By Dana Oshiro
In 2007, Frito-Lay, Chevrolet, Alka-Seltzer and the NFL invited fans to create ads aired during the Super Bowl. An iMedia article claims that Frito-Lay “saved six or seven figures on the production cost”, generated considerable online and offline buzz, gained millions of page views, and found new audience members when ads were redistributed through YouTube and other video hosting sites.
However, of the four companies airing user-generated ads, only Frito-Lay’s Doritos commercial rated well with viewers. That’s why this year, the company decided to air another user-generated ad – one that topped audience rating charts. Still, after sweetening the deal for amateur producers with a $1M dollar contest pot, one can’t help but think user-generated marketing remains out of reach for smaller companies lacking contest budgets, or is it?

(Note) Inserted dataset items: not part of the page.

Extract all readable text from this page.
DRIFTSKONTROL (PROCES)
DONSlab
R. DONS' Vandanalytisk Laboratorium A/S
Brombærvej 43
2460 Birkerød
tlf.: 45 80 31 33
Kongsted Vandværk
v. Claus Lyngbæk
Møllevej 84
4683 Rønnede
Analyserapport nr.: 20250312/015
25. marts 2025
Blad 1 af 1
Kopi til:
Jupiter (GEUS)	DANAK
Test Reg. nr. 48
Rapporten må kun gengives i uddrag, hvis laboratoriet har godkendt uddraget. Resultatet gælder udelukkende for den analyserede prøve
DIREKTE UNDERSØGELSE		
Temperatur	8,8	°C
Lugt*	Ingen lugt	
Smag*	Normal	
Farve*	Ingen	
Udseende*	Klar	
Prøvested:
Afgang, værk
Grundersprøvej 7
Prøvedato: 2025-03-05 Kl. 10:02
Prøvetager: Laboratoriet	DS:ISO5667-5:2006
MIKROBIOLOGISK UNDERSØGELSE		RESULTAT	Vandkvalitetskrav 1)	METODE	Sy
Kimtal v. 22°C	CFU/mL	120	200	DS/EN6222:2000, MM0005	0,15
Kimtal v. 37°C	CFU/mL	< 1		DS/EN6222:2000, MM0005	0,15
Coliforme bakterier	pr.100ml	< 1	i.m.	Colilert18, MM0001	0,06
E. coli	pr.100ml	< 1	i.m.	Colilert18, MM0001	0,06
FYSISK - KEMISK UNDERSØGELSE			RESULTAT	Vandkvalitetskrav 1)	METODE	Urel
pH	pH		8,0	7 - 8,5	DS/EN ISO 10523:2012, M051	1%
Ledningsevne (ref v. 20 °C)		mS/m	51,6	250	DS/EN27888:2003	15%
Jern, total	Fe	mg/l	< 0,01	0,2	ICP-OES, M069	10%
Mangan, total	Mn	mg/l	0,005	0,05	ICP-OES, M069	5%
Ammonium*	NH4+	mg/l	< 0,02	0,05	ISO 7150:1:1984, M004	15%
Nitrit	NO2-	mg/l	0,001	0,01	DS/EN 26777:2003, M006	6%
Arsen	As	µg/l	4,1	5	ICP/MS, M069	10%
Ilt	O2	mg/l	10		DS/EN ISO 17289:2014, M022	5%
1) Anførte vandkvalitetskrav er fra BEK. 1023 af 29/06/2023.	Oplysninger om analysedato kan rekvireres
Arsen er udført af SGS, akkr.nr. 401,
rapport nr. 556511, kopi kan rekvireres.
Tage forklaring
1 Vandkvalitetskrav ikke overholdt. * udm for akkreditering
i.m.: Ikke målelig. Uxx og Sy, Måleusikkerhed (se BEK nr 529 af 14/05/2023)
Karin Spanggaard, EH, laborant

Enter Crowd Sourced Ads: Ad Hack
As seen above, user-generated ads are not new, but one Canadian company is taking a more direct approach. AdHack is an online community where ad creators and ad buyers meet to produce high-quality, low-cost, commissioned ads. The advantage over regular user generated contests is that communities tend to offer encouragement and support amongst peers.
Says AdHack founder James Sherrett, “The brands that succeed in the world of open advertising harness the power of hearing what passionate, powerful consumers have to say. These are the folks who benefit most from commissioning AdHack commercials and advertisements. They have the balls to let go.”
Sherret’s sentiment is what drove the production of his community’s “Show Us Your Balls” Super Ball commercial contest – an effort to display that the secret to capturing people’s attention (for Super Bowl or otherwise) is giving them opportunities for dialogue, community and above all else, great stories. It’s an interesting concept and I’m eager to see what’s next.